This article was originally published on ETFTrends.com.
A natural gas glut could be brewing in Europe as suppliers are not looking to scale back on deliveries of the commodity anytime soon. As such, natural gas prices could fall to their lowest level in over 10 years.
“In September, gas storage sites in northern Europe will be full, increasing the risk of a further downside in prices,” said Niek van Kouteren, a senior trader at PZEM, a Dutch energy company. “Under a certain price, producers would be forced to extract less gas. But at the same time, big suppliers such as Russia” are trying to increase market share.
Norbert Ruecker, head of economics at Julius Baer Group Ltd., said the only way to stem this tide of inundation in natural gas supplies is to scale back flows from Russia or Norway. Per a Bloomberg report, “Russian energy giant Gazprom PJSC said last week that its exports to Europe will decline to 192 billion cubic meters this year, 4.5% lower than the record-high volumes in 2018. Its average gas price is also expected to fall 13% in comparison what it recorded last year.”
“When we have an opportunity, we make extra sales,” Mikhail Malgin, deputy department head at Gazprom Export, said on a conference call with analysts last week. “The market share per se is not our goal but rather a consequence of our actions”
UNG seeks to reflect the daily changes in percentage terms of the price of natural gas delivered at the Henry Hub, Louisiana, as measured by the daily changes in the price of a specified short-term futures contract.

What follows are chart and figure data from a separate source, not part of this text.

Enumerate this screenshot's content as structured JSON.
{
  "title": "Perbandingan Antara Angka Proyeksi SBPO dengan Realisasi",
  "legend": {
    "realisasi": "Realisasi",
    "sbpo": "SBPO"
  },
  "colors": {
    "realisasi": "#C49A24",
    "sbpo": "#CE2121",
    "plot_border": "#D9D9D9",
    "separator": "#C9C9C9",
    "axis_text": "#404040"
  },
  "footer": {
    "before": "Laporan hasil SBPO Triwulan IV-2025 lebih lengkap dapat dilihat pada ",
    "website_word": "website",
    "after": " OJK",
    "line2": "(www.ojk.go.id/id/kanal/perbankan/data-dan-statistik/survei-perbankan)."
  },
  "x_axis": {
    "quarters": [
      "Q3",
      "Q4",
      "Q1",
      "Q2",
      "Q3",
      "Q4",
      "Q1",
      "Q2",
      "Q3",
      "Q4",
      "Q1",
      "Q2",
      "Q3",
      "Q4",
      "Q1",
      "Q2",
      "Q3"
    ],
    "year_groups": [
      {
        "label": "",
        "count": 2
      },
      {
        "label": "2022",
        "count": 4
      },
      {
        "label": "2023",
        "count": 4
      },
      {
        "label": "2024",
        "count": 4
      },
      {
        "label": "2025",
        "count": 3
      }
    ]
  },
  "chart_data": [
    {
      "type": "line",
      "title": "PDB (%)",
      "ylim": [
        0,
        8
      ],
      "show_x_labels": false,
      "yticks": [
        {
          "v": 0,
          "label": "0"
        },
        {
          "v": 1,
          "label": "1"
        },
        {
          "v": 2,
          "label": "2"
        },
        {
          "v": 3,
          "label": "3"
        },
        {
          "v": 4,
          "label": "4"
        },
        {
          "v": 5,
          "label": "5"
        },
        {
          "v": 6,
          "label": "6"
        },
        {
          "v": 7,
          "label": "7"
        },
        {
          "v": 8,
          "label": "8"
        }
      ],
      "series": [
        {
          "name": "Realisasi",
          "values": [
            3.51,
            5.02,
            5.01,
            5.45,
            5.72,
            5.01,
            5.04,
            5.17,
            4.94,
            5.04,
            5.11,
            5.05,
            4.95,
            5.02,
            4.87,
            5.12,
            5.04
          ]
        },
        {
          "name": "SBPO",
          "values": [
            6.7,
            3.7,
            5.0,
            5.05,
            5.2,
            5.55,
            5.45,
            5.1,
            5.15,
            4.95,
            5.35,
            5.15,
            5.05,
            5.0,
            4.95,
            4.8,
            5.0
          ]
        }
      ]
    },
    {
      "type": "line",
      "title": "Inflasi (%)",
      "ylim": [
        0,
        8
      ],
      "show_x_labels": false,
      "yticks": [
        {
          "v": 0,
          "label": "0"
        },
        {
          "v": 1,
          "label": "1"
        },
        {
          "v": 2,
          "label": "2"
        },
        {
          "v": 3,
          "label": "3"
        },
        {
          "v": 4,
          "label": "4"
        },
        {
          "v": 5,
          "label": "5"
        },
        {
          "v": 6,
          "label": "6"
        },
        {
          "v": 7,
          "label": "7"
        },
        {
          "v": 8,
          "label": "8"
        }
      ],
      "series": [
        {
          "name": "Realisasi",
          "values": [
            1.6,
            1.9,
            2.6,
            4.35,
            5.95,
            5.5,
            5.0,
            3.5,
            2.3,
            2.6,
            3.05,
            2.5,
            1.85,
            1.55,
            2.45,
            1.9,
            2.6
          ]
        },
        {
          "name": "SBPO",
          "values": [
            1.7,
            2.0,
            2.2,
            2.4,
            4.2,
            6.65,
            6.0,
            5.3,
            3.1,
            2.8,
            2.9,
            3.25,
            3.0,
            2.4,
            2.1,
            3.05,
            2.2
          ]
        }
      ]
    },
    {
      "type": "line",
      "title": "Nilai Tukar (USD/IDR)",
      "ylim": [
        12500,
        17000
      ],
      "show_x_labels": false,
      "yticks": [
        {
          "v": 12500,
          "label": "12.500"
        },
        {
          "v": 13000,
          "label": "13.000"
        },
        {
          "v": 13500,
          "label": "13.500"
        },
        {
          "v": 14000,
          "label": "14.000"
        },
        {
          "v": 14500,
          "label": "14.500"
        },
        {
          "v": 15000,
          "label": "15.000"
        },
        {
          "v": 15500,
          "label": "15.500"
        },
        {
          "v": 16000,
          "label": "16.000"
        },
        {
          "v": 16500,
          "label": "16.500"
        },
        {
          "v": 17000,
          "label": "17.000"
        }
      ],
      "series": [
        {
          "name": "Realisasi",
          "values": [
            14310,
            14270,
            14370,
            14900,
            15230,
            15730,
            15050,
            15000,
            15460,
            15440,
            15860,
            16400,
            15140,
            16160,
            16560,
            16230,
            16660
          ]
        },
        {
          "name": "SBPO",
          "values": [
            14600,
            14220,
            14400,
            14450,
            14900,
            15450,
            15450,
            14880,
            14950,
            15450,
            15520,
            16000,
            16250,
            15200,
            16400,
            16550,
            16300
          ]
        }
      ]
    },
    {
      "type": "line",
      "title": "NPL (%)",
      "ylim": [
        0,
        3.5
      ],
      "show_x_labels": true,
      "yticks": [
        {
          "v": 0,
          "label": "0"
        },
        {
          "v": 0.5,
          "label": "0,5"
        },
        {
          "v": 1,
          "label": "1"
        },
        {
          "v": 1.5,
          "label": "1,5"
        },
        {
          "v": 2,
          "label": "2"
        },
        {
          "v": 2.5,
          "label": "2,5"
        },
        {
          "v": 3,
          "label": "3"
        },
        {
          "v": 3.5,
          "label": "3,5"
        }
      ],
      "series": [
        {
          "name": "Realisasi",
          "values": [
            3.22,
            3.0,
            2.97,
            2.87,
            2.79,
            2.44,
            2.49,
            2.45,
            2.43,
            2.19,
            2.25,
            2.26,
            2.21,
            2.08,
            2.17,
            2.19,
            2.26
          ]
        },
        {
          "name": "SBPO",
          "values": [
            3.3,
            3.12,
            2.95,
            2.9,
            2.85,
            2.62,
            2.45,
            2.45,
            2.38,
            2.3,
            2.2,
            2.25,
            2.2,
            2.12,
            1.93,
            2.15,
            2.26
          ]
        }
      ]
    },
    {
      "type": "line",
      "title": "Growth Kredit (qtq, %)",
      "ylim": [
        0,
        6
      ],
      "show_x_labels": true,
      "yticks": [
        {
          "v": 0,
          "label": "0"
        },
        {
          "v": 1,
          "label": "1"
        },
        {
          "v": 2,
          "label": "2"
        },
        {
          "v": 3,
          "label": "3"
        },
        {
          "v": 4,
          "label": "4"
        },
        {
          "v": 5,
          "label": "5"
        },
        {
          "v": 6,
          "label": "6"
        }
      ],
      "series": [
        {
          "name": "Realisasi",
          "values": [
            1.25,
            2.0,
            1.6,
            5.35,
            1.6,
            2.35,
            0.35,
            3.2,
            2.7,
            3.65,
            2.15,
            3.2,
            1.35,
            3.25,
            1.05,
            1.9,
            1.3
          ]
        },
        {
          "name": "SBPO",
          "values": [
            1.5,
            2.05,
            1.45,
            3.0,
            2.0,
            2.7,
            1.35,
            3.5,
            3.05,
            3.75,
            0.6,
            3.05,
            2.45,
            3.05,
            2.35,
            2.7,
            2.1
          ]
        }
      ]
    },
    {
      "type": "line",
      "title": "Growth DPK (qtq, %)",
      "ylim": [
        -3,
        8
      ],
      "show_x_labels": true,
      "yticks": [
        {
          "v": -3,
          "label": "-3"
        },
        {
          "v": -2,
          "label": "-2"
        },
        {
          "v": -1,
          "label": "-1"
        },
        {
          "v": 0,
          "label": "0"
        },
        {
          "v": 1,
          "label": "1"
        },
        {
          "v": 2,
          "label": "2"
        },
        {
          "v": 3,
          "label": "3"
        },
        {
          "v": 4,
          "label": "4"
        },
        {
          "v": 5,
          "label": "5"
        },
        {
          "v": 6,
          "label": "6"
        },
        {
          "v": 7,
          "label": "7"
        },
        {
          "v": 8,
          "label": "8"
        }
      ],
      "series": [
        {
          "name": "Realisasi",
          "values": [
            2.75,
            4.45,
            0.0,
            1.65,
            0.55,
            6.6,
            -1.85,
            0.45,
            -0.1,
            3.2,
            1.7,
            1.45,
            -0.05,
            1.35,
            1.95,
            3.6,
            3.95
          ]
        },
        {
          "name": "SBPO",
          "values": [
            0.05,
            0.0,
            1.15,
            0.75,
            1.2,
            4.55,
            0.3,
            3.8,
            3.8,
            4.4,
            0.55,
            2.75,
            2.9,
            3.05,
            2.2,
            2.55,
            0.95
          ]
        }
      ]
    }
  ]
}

The fund invests primarily in futures contracts for natural gas that are traded on the NYMEX, ICE Futures Europe and ICE Futures U.S. (together, “ICE Futures”) or other U.S. and foreign exchanges. The Benchmark Futures Contract is the futures contract on natural gas as traded on the New York Mercantile Exchange that is the near month contract to expire, except when the near month contract is within two weeks of expiration.
For traders looking for leverage, UGAZ seeks to replicate, net of expenses, three times the performance of the S&P GSCI Natural Gas Index ER. The index comprises futures contracts on a single commodity and is calculated according to the methodology of the S&P GSCI Index.